Born in St Andrews in 1821, he was already proficient by the age of 10, knocking wine-bottle corks pierced with nails around the streets with a homemade club. He then began caddying and playing under the watchful eye of the world’s top player, Allan Robertson.
By the time he was in his early 20s, Tom was second only to his mentor, before emerging from his shadow to become a renowned greenkeeper, club and ball maker, instructor and course designer, as well as playing peerless match and tournament golf.
Fiercely competitive and blessed with a slow, smooth swing, his only flaw was a curious difficulty with short putts. But it didn’t seem to hold him back as, having come second in the first Open Championship in 1860, he claimed the title the following year and followed it up with further victories in 1862 and 1864.
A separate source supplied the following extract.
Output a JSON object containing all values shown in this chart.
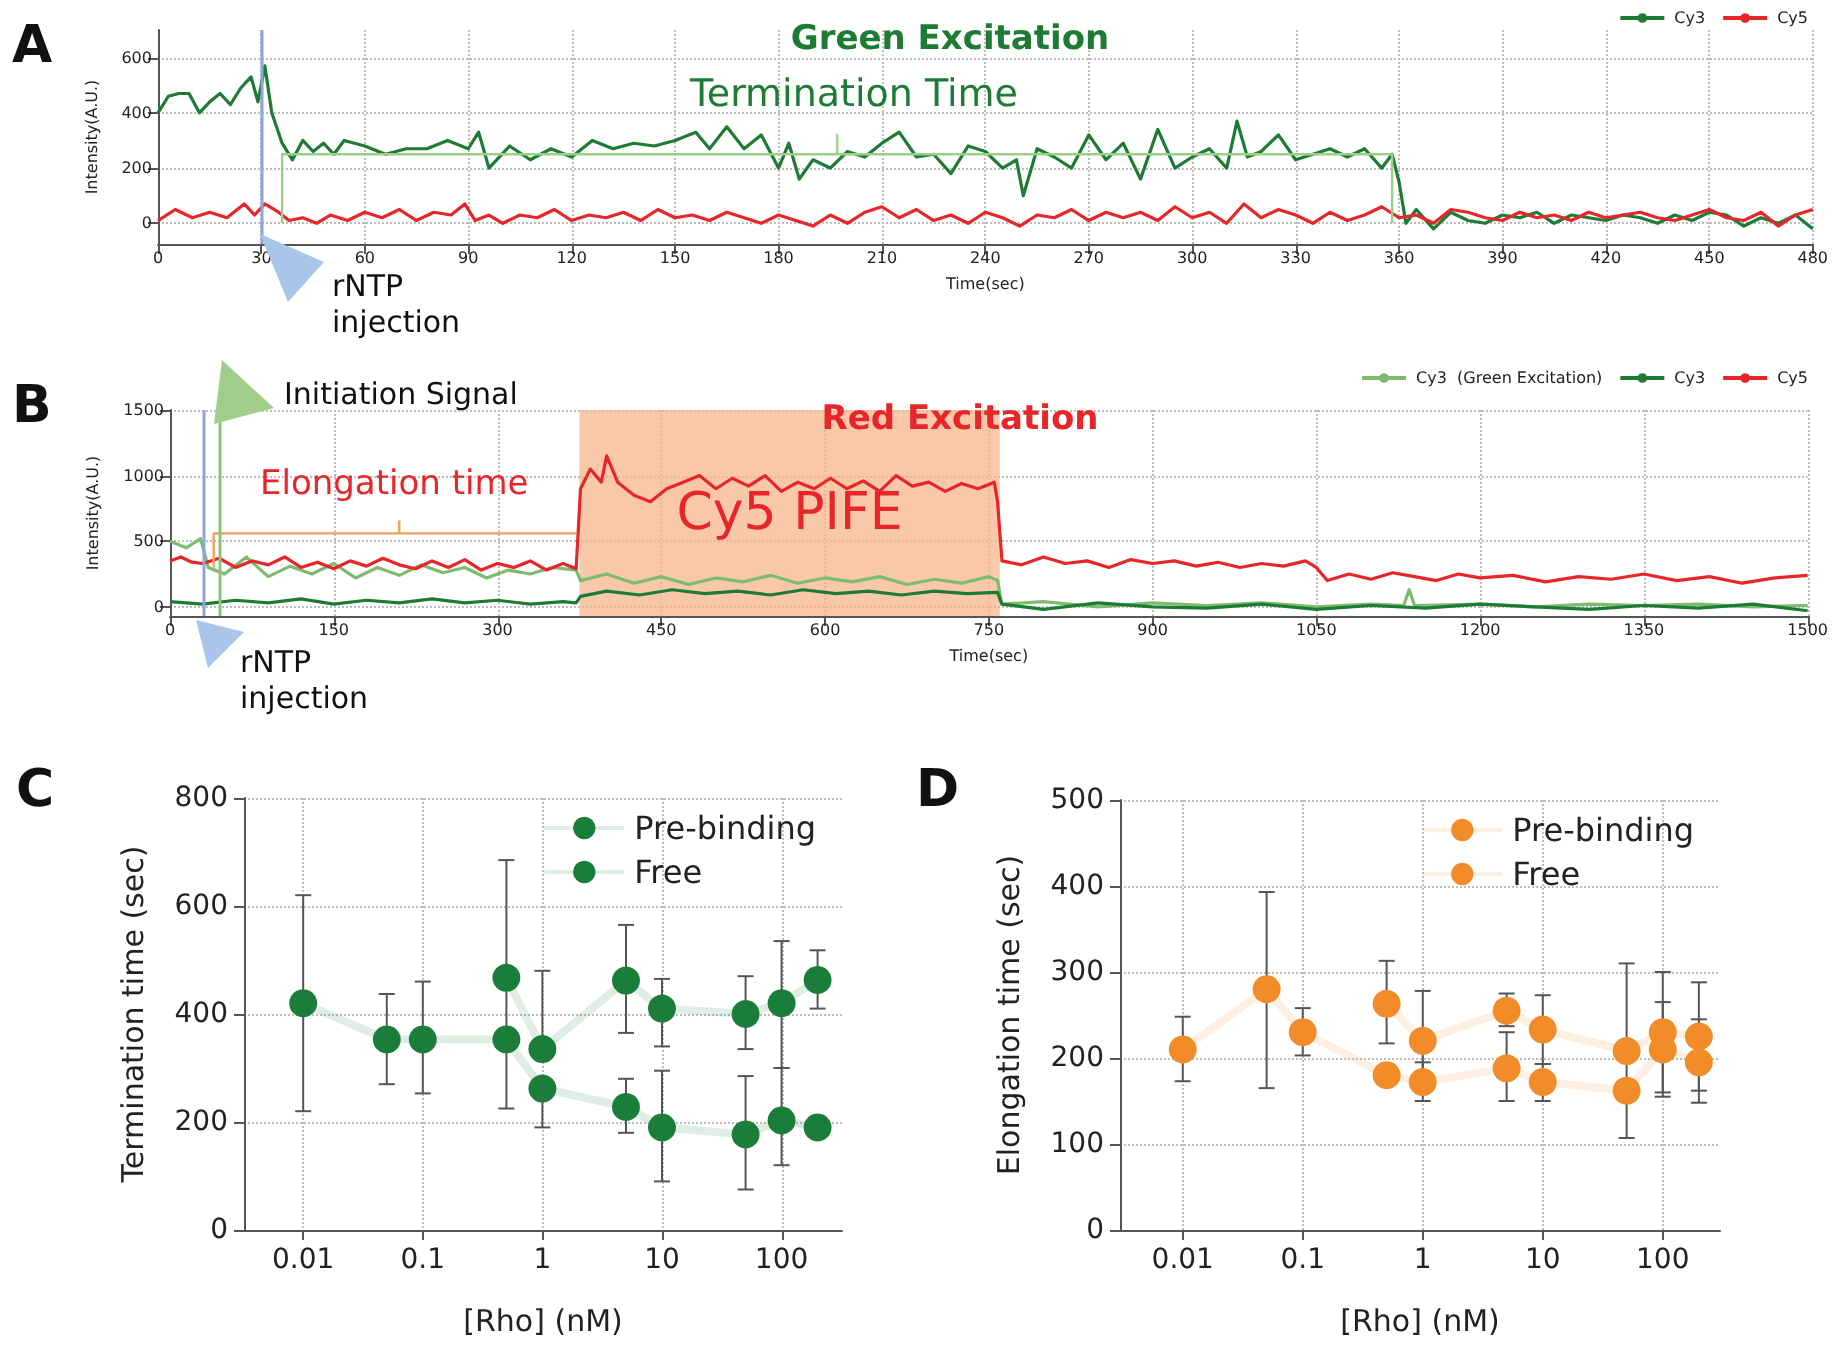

His fourth and final Open title came in 1867, when he was aged 46 years and 99 days.
He also held the record for the largest margin of victory in a major championship – 14 strokes in the 1862 Open Championship – until Tiger Woods went one better in 2000. And Tom became only the second player to break 80 over the Old Course at St Andrews, scoring 79.
‘Old’ Tom had a hand in the design of 75 courses – including Prestwick, Royal Dornoch, Muirfield and Carnoustie – and fathered a son, ‘Young’ Tom, who remains the youngest winner of a major championship after his first of four consecutive Open victories aged 17 in 1868.
Old Tom kept working as a greenkeeper and shop owner until his death in 1908 when, shortly before his 87th birthday, he fell down a flight of stairs in the clubhouse at St Andrews.